Though their paths might be different, companies seem to slide into forgetting key drivers for their business. By the time they realize it, it’s too late. They’ve lost core talent or key marketshare and it leads into a fatal spiral for the company.

Dealing with your mullet

So now you realize a mullet - what do you do about it? Most often - nothing! It’s common to have a business supported by the kinds of things that don’t make WIRED covers. If your strategy reconciles why these various levers exist and how they ladder up to your mission, you can stop reading. You have nailed “business-ing”.
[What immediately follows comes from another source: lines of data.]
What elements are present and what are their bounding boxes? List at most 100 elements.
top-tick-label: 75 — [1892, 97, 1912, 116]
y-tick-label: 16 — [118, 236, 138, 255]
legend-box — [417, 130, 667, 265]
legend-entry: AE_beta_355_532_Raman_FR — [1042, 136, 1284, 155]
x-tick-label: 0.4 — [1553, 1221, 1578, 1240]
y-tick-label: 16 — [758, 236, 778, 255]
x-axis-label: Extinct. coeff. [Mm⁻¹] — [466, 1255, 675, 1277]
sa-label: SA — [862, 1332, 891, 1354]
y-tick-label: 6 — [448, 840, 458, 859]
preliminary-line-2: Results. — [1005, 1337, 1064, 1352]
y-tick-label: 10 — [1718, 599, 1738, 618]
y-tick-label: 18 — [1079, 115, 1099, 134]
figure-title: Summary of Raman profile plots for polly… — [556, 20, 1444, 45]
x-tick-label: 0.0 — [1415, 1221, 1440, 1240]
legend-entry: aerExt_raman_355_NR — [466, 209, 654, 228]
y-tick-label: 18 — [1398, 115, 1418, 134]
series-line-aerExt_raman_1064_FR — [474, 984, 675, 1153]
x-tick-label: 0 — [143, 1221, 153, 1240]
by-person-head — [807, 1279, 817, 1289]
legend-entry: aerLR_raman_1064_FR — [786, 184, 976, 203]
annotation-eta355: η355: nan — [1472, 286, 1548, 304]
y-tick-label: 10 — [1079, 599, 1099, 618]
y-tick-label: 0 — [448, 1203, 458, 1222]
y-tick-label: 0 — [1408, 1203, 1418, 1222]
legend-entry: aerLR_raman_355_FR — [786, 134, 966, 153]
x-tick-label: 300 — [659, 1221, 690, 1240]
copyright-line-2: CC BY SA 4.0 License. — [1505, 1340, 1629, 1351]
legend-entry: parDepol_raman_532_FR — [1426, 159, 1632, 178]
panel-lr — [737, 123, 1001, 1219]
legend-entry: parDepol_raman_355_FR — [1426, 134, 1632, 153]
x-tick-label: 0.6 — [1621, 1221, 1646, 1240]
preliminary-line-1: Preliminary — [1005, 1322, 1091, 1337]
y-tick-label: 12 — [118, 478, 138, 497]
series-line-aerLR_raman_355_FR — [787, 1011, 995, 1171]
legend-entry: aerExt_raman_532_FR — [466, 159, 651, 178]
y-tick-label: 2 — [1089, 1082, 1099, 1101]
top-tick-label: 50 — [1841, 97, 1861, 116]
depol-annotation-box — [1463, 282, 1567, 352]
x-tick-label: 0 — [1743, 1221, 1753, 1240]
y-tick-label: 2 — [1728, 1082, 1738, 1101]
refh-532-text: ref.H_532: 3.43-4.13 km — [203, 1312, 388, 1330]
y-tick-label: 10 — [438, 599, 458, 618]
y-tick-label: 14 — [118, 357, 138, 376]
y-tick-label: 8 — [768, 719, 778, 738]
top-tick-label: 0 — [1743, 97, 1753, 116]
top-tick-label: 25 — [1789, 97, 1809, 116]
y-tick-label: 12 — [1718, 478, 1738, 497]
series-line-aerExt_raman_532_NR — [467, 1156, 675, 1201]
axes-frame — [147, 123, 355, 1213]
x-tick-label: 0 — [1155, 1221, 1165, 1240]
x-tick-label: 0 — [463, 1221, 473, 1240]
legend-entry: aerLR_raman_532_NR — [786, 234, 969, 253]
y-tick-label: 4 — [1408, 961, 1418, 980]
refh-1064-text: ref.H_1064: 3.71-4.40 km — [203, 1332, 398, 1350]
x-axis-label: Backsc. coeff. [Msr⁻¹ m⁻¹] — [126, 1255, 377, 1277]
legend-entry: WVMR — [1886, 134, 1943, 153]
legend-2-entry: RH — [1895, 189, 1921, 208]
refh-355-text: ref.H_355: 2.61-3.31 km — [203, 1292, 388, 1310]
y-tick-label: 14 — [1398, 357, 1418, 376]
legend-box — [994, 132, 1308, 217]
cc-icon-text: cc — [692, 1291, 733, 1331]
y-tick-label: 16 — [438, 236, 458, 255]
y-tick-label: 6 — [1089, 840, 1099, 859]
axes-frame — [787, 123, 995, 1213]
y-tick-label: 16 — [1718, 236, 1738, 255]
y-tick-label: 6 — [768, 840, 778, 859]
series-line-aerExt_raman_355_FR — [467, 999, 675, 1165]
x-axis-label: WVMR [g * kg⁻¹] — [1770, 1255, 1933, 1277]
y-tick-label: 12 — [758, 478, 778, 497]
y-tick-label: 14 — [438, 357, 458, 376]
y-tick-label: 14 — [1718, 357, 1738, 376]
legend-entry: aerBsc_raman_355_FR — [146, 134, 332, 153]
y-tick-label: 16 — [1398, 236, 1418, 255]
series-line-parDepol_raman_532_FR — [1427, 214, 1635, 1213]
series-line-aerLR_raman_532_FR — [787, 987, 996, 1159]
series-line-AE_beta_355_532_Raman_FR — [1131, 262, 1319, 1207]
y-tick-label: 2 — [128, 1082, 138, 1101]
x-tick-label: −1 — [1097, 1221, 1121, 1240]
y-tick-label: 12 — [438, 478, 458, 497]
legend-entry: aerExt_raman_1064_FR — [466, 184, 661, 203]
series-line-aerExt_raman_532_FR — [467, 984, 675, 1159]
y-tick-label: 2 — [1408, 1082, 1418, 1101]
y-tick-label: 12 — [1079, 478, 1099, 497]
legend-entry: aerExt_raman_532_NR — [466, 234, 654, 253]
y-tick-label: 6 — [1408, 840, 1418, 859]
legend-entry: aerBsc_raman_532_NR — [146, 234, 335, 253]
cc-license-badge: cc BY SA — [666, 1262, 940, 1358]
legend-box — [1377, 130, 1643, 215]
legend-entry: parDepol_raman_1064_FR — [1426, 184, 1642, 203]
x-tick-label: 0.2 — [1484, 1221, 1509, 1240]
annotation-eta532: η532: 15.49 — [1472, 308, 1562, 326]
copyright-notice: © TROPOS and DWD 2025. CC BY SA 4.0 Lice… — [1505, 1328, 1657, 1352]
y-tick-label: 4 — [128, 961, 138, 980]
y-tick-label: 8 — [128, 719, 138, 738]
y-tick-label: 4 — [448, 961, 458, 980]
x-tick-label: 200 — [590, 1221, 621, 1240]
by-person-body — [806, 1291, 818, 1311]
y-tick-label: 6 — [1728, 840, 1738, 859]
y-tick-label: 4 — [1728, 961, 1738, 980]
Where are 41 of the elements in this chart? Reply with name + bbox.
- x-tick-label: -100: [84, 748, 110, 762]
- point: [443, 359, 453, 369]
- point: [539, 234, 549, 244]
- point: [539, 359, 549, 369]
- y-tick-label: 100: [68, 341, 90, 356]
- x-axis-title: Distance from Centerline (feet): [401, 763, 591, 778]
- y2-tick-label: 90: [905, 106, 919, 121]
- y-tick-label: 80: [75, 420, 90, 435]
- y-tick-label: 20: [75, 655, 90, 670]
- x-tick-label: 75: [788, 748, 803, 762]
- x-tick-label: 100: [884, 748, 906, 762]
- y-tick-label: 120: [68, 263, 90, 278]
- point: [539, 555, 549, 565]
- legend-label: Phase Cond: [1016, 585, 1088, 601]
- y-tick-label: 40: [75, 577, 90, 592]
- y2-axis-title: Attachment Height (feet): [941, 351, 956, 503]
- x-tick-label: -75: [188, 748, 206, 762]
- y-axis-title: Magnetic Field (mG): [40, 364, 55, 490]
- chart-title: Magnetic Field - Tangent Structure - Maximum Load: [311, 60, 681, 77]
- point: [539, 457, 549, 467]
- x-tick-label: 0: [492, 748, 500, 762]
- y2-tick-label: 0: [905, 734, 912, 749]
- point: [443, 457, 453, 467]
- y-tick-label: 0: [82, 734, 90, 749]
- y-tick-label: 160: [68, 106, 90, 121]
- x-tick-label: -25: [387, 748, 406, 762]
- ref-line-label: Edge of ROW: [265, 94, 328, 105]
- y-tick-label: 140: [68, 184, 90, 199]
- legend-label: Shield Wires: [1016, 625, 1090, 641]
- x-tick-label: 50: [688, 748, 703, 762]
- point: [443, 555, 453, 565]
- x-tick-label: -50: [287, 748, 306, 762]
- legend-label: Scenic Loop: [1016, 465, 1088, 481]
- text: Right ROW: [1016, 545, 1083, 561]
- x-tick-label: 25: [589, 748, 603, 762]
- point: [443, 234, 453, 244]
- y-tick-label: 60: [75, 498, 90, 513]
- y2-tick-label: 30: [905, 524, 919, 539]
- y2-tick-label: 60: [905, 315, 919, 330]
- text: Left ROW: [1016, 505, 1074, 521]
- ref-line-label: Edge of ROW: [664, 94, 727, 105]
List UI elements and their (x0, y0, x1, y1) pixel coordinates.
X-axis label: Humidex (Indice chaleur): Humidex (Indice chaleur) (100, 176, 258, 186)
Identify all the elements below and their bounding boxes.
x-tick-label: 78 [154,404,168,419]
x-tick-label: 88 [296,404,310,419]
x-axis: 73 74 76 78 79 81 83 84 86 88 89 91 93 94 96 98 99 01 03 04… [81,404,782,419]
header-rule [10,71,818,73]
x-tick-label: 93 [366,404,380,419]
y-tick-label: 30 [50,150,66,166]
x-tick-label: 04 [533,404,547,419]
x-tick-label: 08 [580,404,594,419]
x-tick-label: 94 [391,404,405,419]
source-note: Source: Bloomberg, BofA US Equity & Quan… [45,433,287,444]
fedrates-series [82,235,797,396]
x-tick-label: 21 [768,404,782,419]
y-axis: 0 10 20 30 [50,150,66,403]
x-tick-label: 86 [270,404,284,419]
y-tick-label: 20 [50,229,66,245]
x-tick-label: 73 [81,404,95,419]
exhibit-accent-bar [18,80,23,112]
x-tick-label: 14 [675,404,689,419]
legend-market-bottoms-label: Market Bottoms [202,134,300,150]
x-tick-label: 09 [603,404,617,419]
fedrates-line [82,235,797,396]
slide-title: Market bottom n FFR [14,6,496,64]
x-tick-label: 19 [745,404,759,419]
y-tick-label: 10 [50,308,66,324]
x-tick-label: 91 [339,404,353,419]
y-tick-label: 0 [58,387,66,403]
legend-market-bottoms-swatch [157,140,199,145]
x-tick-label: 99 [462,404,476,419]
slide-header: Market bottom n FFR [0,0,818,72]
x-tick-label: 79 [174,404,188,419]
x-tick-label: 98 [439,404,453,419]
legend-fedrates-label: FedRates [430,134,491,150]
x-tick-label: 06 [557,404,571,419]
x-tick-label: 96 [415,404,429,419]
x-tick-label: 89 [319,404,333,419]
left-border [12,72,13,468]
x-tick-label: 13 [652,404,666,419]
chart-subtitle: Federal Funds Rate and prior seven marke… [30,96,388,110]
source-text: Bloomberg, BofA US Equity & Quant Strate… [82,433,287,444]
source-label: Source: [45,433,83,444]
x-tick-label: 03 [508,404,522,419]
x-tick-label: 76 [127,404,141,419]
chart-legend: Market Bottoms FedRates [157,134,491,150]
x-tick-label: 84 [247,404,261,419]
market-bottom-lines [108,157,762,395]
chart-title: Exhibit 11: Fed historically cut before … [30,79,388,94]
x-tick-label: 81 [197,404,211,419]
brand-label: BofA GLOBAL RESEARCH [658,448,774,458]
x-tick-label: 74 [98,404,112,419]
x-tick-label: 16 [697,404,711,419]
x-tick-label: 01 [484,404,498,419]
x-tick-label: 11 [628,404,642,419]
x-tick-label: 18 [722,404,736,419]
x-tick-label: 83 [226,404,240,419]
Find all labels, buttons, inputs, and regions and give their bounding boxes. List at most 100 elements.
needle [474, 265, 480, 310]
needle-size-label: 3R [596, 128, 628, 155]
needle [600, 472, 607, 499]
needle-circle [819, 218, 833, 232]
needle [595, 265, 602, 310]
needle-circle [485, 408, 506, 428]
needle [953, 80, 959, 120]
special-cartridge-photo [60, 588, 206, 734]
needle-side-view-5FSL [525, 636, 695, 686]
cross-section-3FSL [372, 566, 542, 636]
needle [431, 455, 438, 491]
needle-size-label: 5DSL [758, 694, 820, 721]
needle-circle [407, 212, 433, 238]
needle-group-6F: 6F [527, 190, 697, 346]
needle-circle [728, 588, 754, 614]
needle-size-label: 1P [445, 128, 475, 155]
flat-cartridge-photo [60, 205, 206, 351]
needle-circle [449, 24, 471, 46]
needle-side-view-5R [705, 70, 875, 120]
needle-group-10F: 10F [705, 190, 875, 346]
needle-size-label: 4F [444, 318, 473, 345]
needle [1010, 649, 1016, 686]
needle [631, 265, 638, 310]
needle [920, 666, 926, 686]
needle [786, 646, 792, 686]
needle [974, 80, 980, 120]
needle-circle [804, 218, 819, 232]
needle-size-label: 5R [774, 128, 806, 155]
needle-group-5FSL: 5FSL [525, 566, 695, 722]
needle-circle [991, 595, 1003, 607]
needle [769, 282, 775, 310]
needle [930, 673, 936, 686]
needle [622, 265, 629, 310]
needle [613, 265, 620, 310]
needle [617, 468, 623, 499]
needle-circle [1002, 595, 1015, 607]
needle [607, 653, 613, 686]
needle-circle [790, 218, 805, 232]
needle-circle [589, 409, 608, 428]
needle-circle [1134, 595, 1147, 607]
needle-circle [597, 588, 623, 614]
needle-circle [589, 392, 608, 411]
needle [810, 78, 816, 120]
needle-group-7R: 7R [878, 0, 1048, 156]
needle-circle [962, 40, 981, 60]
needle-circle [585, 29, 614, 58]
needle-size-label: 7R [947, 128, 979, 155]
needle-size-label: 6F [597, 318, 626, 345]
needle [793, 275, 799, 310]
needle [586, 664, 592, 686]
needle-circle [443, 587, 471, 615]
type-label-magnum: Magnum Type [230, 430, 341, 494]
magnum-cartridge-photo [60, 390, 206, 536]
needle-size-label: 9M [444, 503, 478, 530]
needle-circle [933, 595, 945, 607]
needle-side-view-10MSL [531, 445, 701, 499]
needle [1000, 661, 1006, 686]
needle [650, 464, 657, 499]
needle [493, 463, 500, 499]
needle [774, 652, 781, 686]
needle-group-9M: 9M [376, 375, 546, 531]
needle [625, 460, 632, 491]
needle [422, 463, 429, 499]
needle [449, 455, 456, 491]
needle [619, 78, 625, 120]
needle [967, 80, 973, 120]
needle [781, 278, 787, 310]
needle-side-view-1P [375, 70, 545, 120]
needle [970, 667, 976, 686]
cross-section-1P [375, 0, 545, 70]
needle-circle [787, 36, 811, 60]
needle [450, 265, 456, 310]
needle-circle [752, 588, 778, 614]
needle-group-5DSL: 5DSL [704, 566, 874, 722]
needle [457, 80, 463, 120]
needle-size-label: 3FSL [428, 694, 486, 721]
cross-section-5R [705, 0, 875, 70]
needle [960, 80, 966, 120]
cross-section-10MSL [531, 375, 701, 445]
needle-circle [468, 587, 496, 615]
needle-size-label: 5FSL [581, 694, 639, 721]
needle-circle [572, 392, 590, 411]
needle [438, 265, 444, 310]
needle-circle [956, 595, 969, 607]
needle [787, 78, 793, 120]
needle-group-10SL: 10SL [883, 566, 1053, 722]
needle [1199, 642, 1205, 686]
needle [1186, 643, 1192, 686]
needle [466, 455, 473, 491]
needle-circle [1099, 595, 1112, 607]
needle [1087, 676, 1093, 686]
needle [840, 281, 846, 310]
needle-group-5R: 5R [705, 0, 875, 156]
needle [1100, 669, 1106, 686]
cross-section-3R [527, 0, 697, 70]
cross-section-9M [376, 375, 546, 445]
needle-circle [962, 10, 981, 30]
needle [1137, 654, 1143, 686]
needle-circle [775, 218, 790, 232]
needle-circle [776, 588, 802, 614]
One illuminating question to ask yourself is: why is this exactly a mullet? Why aren’t you proud of this part of your business and shouting about it from the rooftops? Why exactly are you trying to keep it…secret-ish? Even the process of asking this question is quite revealing. I find often digs into hidden assumptions and cultural tensions.

One acceptable answer is that it represents some secret sauce; something you don’t want competitors to find out. The less glamorous business divisions plays a key supporting role in supporting the more shiny parts. This is great, keep it secret.

A more concerning answer is: “It may not play well with press/future employees/current employees”. This is a red flag as this will definitely lead to a crisis down the road.

The worst answer is “We are worried about legal/regulatory scrutiny”. Stop right there, talk to your friendly neighborhood General Counsel (or get a new one). Figure out how to stop this from becoming the next Enron. For that’s another common path for mullets to take - to slide into the kind of grey areas that get people into prison. Don’t do this, save yourself from being the subject of a future HBO documentary.

If you can reconcile your mullet, greatness awaits. The truly great businesses find a way to internalize and have their mullet be a key part of their flywheel. Then you can truly have a business at the front and a party in the back.